We average Americans, now educated in the experience of the average American from 1776 to the beginning of 1787, find much merit and comfort in Webster’s understanding of basic American law. He had a reasoned and firm conviction that Americans really are citizens and not subjects. His conviction, in that respect, while opposed to the convictions of our leaders and “constitutional” lawyers, has seemed to us quite in accord with the convictions of earlier leaders such as Iredell and Wilson and the others, and also with the decisions of our Supreme Court.

Briefly stated, it has become quite clear to us that the American people, from 1776 to 1787, were fixed in their determination to make our basic American law what the conviction of Webster and the leaders of every generation prior to our own knew it to be. Let us go back, therefore, to the Americans in the Philadelphia convention of 1787, who worded the Constitution which is the supreme law of America, and ascertain how their knowledge of fundamental American law dictated the wording of their proposed Seventh Article.

CHAPTER VIII
PHILADELPHIA ANSWERS “CONVENTIONS, NOT LEGISLATURES”

We recall how clearly the Americans at Philadelphia, in 1787, knew that any grant of national power to interfere with the freedom of individuals was the constitution of government. We recall the bitter conflict of opinion, threatening the destruction of the assembly, over the manner of choosing the members of the legislature to exercise whatever powers of that kind the citizens of America might grant. We recall the great opposition to the proposal of a grant of any power of that kind and to the particular proposal of each of the enumerated powers of that kind, all embodied in the First Article.
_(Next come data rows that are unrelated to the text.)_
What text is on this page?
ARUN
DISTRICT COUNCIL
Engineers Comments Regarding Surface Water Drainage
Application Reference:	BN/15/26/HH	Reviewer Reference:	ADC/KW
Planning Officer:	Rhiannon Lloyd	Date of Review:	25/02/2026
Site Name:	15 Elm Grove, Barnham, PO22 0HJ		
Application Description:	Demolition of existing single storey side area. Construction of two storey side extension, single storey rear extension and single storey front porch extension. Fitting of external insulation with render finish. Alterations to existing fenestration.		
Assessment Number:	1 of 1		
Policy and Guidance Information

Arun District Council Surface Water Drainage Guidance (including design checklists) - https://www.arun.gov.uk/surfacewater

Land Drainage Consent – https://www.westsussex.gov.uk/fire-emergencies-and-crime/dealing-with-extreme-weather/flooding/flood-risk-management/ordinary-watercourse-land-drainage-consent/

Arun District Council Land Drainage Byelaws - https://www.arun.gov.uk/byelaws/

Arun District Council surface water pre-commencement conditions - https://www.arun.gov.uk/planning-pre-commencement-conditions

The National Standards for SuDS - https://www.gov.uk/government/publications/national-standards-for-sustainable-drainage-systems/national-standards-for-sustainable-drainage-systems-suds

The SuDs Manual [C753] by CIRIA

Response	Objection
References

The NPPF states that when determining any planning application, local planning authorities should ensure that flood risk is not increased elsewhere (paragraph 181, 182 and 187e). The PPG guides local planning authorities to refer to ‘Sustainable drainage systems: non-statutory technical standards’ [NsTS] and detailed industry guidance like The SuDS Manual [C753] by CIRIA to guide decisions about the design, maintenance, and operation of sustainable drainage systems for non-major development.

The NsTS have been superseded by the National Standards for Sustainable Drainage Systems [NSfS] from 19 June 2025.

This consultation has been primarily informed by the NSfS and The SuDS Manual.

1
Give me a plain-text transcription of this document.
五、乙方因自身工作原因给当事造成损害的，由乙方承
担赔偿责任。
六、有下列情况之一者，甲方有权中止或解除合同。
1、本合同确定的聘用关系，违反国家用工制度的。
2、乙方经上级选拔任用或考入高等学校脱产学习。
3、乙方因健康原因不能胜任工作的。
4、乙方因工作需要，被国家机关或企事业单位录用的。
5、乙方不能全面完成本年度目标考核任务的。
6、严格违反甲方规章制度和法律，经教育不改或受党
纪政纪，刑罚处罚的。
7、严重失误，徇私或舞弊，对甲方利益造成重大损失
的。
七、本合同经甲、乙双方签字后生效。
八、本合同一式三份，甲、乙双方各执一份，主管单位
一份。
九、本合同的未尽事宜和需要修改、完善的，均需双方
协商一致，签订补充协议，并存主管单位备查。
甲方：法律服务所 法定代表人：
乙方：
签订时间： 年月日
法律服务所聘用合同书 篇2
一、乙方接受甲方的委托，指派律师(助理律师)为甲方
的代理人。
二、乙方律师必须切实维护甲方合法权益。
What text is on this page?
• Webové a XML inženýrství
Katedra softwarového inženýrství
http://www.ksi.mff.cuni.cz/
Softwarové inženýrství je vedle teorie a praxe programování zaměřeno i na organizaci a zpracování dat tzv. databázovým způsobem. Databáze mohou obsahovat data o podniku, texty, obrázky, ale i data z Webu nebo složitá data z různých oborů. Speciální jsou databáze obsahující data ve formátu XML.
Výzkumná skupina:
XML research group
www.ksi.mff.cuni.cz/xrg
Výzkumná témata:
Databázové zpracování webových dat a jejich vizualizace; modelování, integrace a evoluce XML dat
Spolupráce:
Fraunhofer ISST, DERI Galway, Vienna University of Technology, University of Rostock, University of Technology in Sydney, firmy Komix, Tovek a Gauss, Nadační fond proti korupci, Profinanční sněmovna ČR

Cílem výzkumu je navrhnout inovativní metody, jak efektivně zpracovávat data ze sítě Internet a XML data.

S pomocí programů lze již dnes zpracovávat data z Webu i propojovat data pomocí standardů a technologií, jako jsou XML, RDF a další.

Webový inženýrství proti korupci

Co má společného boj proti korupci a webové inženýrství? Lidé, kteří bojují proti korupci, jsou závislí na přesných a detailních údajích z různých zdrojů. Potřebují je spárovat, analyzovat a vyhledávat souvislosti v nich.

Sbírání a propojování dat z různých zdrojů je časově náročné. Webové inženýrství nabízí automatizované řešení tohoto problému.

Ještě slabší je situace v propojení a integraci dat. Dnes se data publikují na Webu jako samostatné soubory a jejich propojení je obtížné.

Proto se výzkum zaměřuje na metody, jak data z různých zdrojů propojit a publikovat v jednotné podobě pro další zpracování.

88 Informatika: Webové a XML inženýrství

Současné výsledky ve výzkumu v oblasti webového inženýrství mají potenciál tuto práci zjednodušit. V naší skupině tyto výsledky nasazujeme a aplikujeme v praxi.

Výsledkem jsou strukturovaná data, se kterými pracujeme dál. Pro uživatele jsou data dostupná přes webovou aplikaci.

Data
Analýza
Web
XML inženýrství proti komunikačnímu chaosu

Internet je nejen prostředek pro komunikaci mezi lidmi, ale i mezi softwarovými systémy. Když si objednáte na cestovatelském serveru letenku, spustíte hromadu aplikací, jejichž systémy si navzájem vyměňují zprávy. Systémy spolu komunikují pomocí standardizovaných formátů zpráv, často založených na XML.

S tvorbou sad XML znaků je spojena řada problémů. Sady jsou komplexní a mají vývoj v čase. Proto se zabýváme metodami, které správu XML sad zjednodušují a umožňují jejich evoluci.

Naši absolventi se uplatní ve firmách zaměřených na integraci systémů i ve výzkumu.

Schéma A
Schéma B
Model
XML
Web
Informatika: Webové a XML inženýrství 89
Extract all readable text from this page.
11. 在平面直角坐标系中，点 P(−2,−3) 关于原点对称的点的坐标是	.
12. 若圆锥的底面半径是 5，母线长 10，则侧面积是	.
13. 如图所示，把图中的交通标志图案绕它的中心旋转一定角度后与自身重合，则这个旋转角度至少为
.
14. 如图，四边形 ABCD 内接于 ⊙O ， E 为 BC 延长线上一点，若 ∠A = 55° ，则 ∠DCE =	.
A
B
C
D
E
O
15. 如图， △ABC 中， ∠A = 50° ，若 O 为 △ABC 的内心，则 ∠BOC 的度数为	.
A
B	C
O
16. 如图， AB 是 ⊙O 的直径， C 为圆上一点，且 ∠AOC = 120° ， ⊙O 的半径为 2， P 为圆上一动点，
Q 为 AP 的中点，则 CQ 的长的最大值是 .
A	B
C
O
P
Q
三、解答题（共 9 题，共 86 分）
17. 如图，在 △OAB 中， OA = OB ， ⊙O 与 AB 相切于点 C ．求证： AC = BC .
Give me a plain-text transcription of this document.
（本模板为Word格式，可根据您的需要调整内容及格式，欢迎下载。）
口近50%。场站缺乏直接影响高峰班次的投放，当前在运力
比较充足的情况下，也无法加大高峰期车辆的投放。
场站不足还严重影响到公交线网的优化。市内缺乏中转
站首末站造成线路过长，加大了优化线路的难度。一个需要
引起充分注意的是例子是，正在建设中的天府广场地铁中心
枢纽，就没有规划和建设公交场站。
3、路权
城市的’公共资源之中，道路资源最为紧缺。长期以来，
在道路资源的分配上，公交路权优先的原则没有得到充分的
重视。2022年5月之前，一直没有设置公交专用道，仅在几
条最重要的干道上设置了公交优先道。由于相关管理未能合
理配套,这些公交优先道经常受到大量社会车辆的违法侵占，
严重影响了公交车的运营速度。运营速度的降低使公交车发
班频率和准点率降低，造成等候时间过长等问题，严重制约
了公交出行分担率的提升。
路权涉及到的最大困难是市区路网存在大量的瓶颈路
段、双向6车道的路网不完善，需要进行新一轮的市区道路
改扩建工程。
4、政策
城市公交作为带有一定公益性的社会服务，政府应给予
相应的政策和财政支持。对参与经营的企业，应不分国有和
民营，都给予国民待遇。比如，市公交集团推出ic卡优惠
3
We have thus come to know with certainty that the minds of the Americans at Philadelphia, during those strenuous four months, were concentrated mainly upon a proposal to grant some national power to interfere with the human freedom of all Americans. In other words, we have their knowledge that their proposed First Article, by reason of its grants of such power, would constitute a new nation and government of men, if those grants were validly made by those competent to make such grants.

Under which circumstances, we realize that it became necessary for them to make a great legal decision, in the construction of basic American law, and, before making that decision, which was compelled to be the result of judgment and not of will, accurately to ascertain one important legal fact. Indeed, their decision was to be the actual conclusion reached in the effort to ascertain that legal fact. This was the single question to which they must find the right answer: “Under our basic American law, can legislatures ever give to government any power to interfere with the human freedom of men, or must every government in America obtain its only valid powers of that kind by direct grant from its own citizens?”

It is easy for us to state that they should have known that the answer to that question was expressly and authoritatively given in the Statute of ’76. It was there plainly enacted that every just power of any government must be derived from the direct grant of those to be governed by its exercise. Yet our own leaders for the last five years have not even asked the question, much less known the right answer.